Con l'acqua alla gola e non poteva essere altrimenti. Il Milan più scompaginato dagli anni della retrocessione si gioca molto, forse tutto, in tre partite sulla carta proibitive.

Lazio, Napoli e Juve sono i clienti più scomodi che potessero capitare, ma è giusto che capitino: o per aprire un processo serio, lontano dalle zerbinate indecenti di questi anni, o per celebrare una resurrezione che al Milan è capitata decine di volte, quando l'aria non era più sufficiente e l'ossigeno era vitale; la differenza oggi sta nel fatto che un colpo di reni sembra impossibile. 
Da una proprietà che ha sempre fatto mancare la sua presenza, a cascata si è materializzato l'inevitabile: ad un corpaccione dirigenziale di craxiana memoria, elefantiaco, inefficace e costosissimo , fa da contraltare un Moloch di squadra risultato di anni di pezzi di ricambio non originali, avvitati alla rinfusa, che hanno costretto una supercar a grippare miseramente nel giro di un decennio e a diventare una Trabant ai margini di una discarica di Berlino Est.

Eppure, nonostante dopo venticinque anni di dominio assoluto sul mondo, Berlusconi ci abbia ripudiato come il peggiore dei figli, i denari da spendere (una montagna), ci sono stati: anche se dovremo capire bene da dove arrivavano, sono stati utilizzati nel peggiore dei modi. Dare 4/500 milioni in mano a Mirabelli e a un inesperto Maldini ha fatto una differenza che potrebbe risultare letale per le sorti di questo club, che non conosce pace da anni.
Se a questo aggiungiamo le montagne di dobloni sperperati da Galliani per ex giocatori con ingaggi faraonici, bidoni degli amici, Bertolacci ed Alex assortiti, non deve stupire nessuno se oggi il Milan è a strapiombo su centinaia di metri di precipizio, aggrappato con la sola mano destra.

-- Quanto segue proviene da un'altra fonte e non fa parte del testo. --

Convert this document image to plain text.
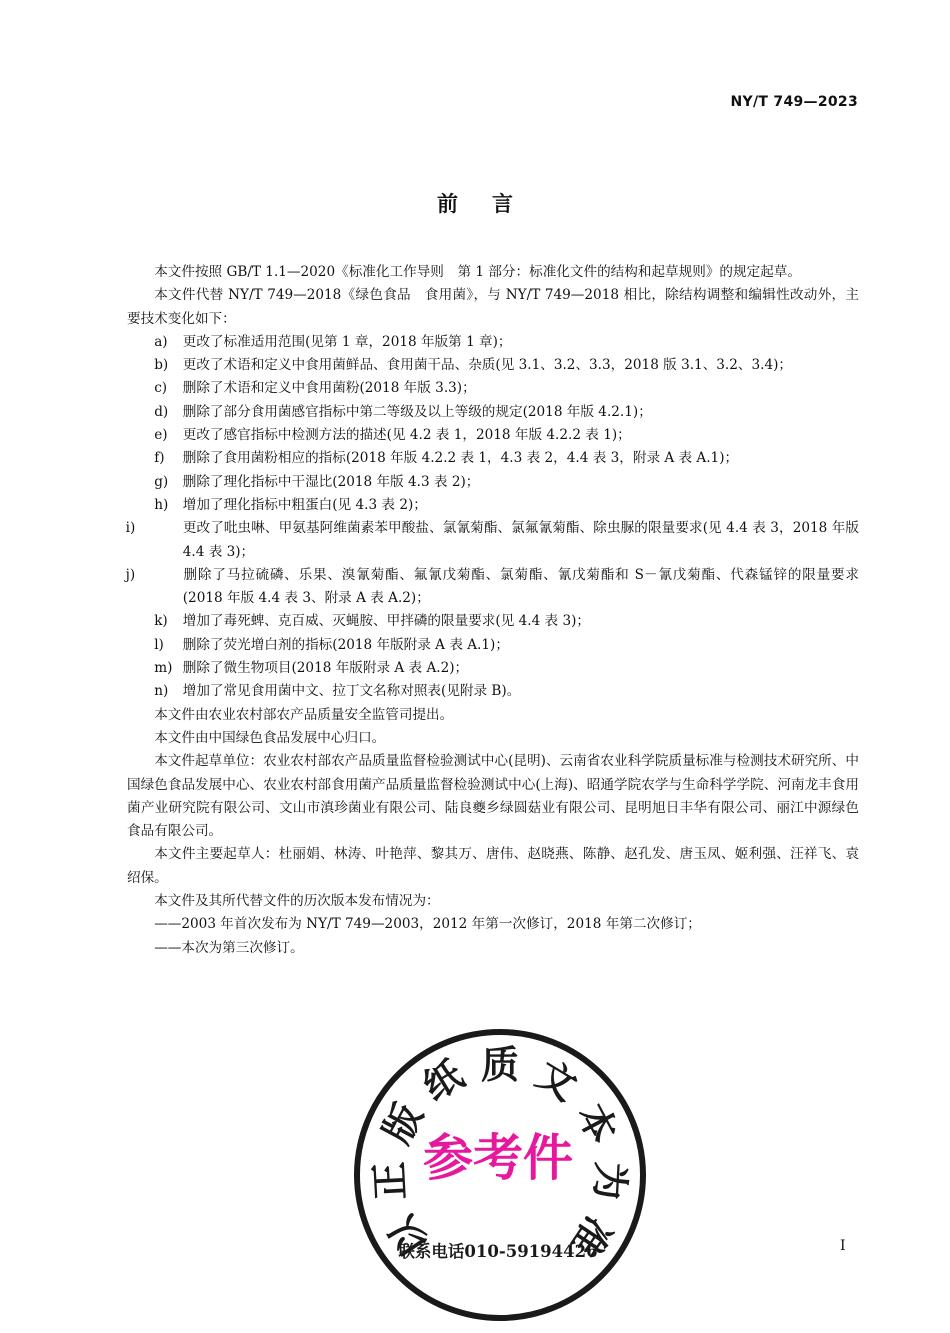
NY/T 749—2023
前言

本文件按照 GB/T 1.1—2020《标准化工作导则　第 1 部分：标准化文件的结构和起草规则》的规定起草。

本文件代替 NY/T 749—2018《绿色食品　食用菌》，与 NY/T 749—2018 相比，除结构调整和编辑性改动外，主要技术变化如下：

a) 更改了标准适用范围(见第 1 章，2018 年版第 1 章)；

b) 更改了术语和定义中食用菌鲜品、食用菌干品、杂质(见 3.1、3.2、3.3，2018 版 3.1、3.2、3.4)；

c) 删除了术语和定义中食用菌粉(2018 年版 3.3)；

d) 删除了部分食用菌感官指标中第二等级及以上等级的规定(2018 年版 4.2.1)；

e) 更改了感官指标中检测方法的描述(见 4.2 表 1，2018 年版 4.2.2 表 1)；

f) 删除了食用菌粉相应的指标(2018 年版 4.2.2 表 1，4.3 表 2，4.4 表 3，附录 A 表 A.1)；

g) 删除了理化指标中干湿比(2018 年版 4.3 表 2)；

h) 增加了理化指标中粗蛋白(见 4.3 表 2)；

i)	更改了吡虫啉、甲氨基阿维菌素苯甲酸盐、氯氰菊酯、氯氟氰菊酯、除虫脲的限量要求(见 4.4 表 3，2018 年版 4.4 表 3)；

j)	删除了马拉硫磷、乐果、溴氰菊酯、氟氰戊菊酯、氯菊酯、氰戊菊酯和 S－氰戊菊酯、代森锰锌的限量要求(2018 年版 4.4 表 3、附录 A 表 A.2)；

k) 增加了毒死蜱、克百威、灭蝇胺、甲拌磷的限量要求(见 4.4 表 3)；

l) 删除了荧光增白剂的指标(2018 年版附录 A 表 A.1)；

m) 删除了微生物项目(2018 年版附录 A 表 A.2)；

n) 增加了常见食用菌中文、拉丁文名称对照表(见附录 B)。

本文件由农业农村部农产品质量安全监管司提出。

本文件由中国绿色食品发展中心归口。

本文件起草单位：农业农村部农产品质量监督检验测试中心(昆明)、云南省农业科学院质量标准与检测技术研究所、中国绿色食品发展中心、农业农村部食用菌产品质量监督检验测试中心(上海)、昭通学院农学与生命科学学院、河南龙丰食用菌产业研究院有限公司、文山市滇珍菌业有限公司、陆良夔乡绿圆菇业有限公司、昆明旭日丰华有限公司、丽江中源绿色食品有限公司。

本文件主要起草人：杜丽娟、林涛、叶艳萍、黎其万、唐伟、赵晓燕、陈静、赵孔发、唐玉凤、姬利强、汪祥飞、袁绍保。

本文件及其所代替文件的历次版本发布情况为：

——2003 年首次发布为 NY/T 749—2003，2012 年第一次修订，2018 年第二次修订；

——本次为第三次修订。

以
正
版
纸 质 文
本
为
准
参考件
联系电话010-59194426	I
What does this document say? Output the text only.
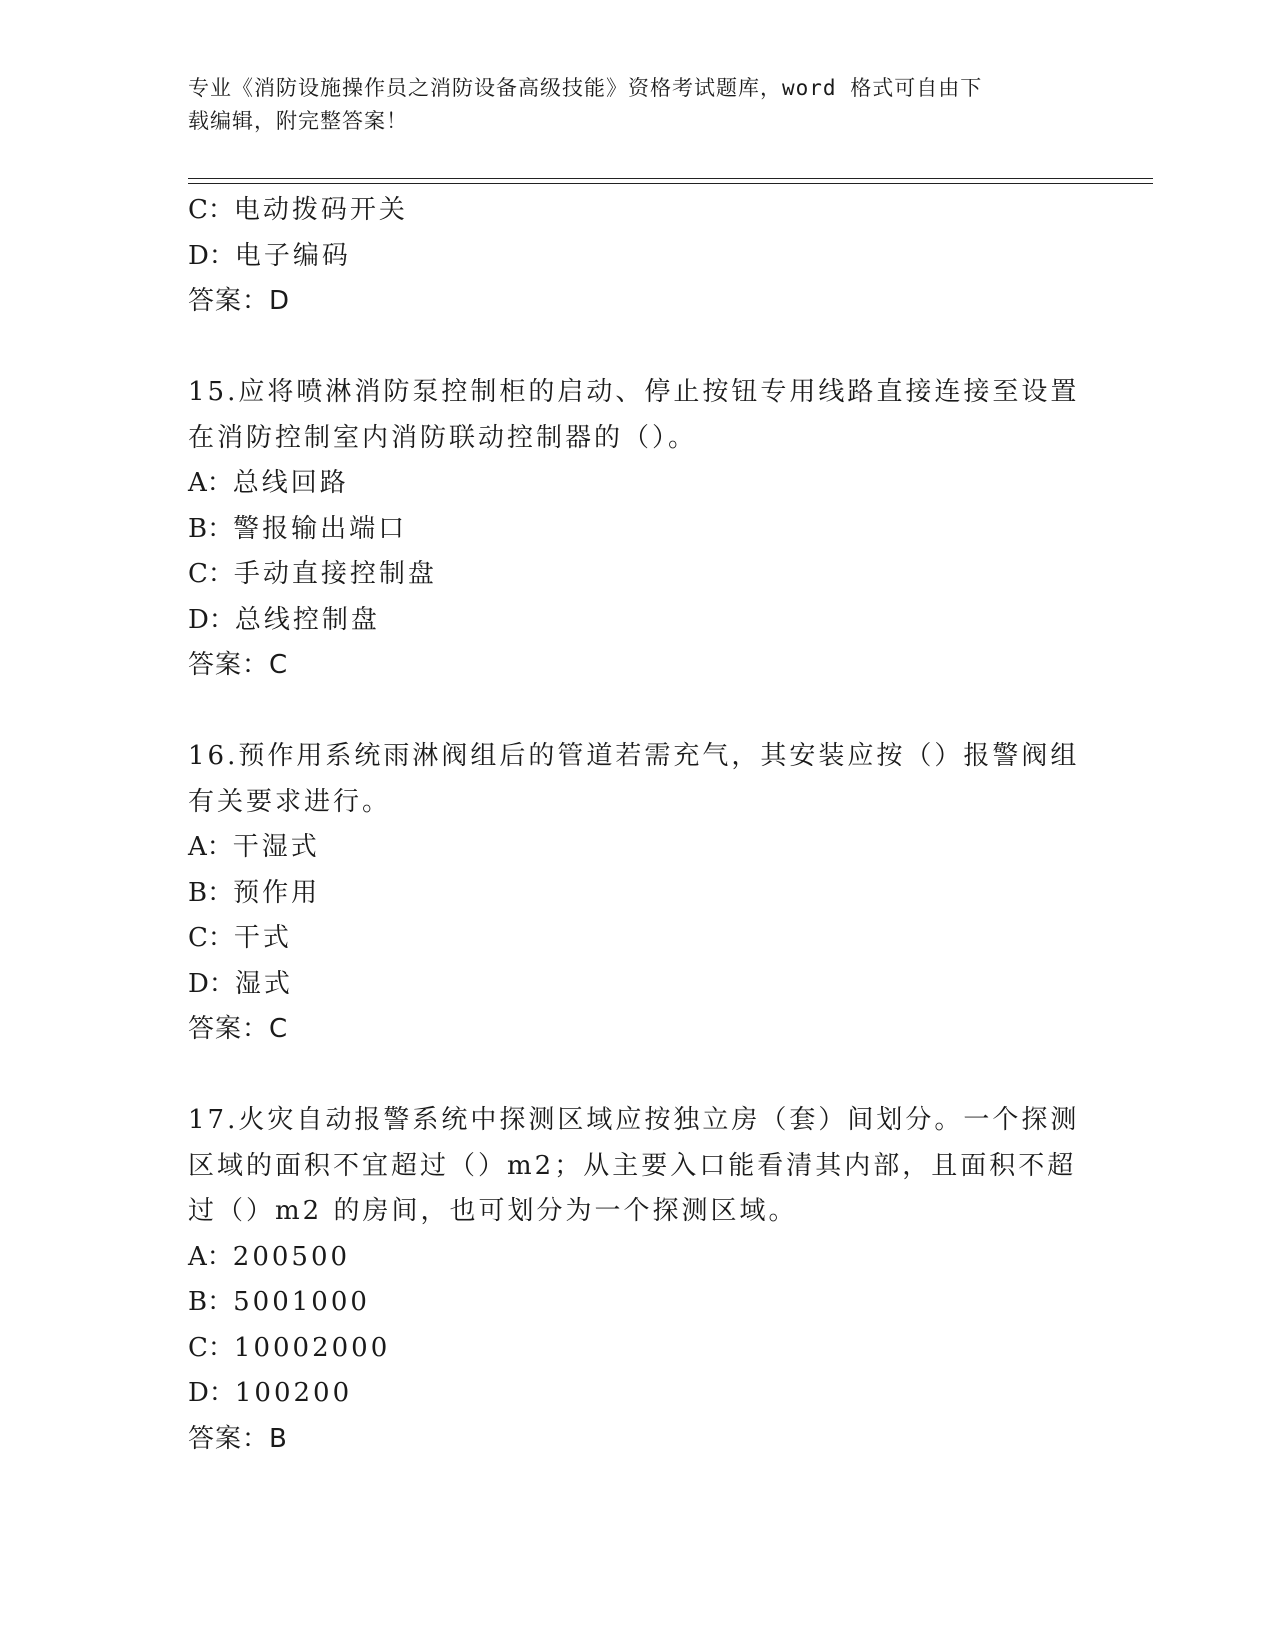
专业《消防设施操作员之消防设备高级技能》资格考试题库，word 格式可自由下
载编辑，附完整答案！
C：电动拨码开关
D：电子编码
答案：D
15.应将喷淋消防泵控制柜的启动、停止按钮专用线路直接连接至设置
在消防控制室内消防联动控制器的（）。
A：总线回路
B：警报输出端口
C：手动直接控制盘
D：总线控制盘
答案：C
16.预作用系统雨淋阀组后的管道若需充气，其安装应按（）报警阀组
有关要求进行。
A：干湿式
B：预作用
C：干式
D：湿式
答案：C
17.火灾自动报警系统中探测区域应按独立房（套）间划分。一个探测
区域的面积不宜超过（）m2；从主要入口能看清其内部，且面积不超
过（）m2 的房间，也可划分为一个探测区域。
A：200500
B：5001000
C：10002000
D：100200
答案：B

Si parla giustamente della quantità ripugnante di errori che la squadra commette ogni partita: una miriade di passaggi sbagliati inconcepibili in serie A, una manovra sempre più lenta e prevedibile, nessuna idea di cosa fare in attacco che, da quest'anno fa il paio con una tenuta difensiva tornata ai peggiori livelli; si parla molto meno spesso degli innumerevoli errori fatti dal cavaliere in poi: nella scelta degli uomini che dovevano fare mercato, con lo sciagurato allontanamento di Ariedo Braida per far spazio ad un accentratore assoluto come Galliani che non valeva un centesimo rispetto al DS oggi al Barcellona.

Una sequela di castronerie societarie fondate su presunzione, supponenza, approssimazione, per poi arrivare alla barzelletta, mal confezionata tra l'altro, di Yonghong Li dopo aver sfiancato il mondo intero con mesi e mesi di closing, da Galatioto a Mr. Bee: una farsa che in troppi si sono bevuti quando avrebbero avuto il dovere di reagire e di puntare il dito.

Elliott è semplicemente il sintomo di tutto questo, un curatore fallimentare che al fotofinish sta solo cercando di non buttare alle ortiche una rata scaduta, trasformando la ragione sociale da sportiva ad immobiliare, noncurante del fatto che, nel mezzo ci sono 400 milioni di tifosi aggrappati a tre partite proibitive.

Fino a poco tempo fa ero quasi sempre certo delle risorse inesauribili del Milan: Locatelli, nel suo unico, vero guizzo rossonero impallinava una Juve dieci volte superiore con un tracciante all'incrocio dei pali. Ne ero certo perché in qualche modo vedevo quei presupposti, anche minimi che oggi, non trovo da nessuna parte.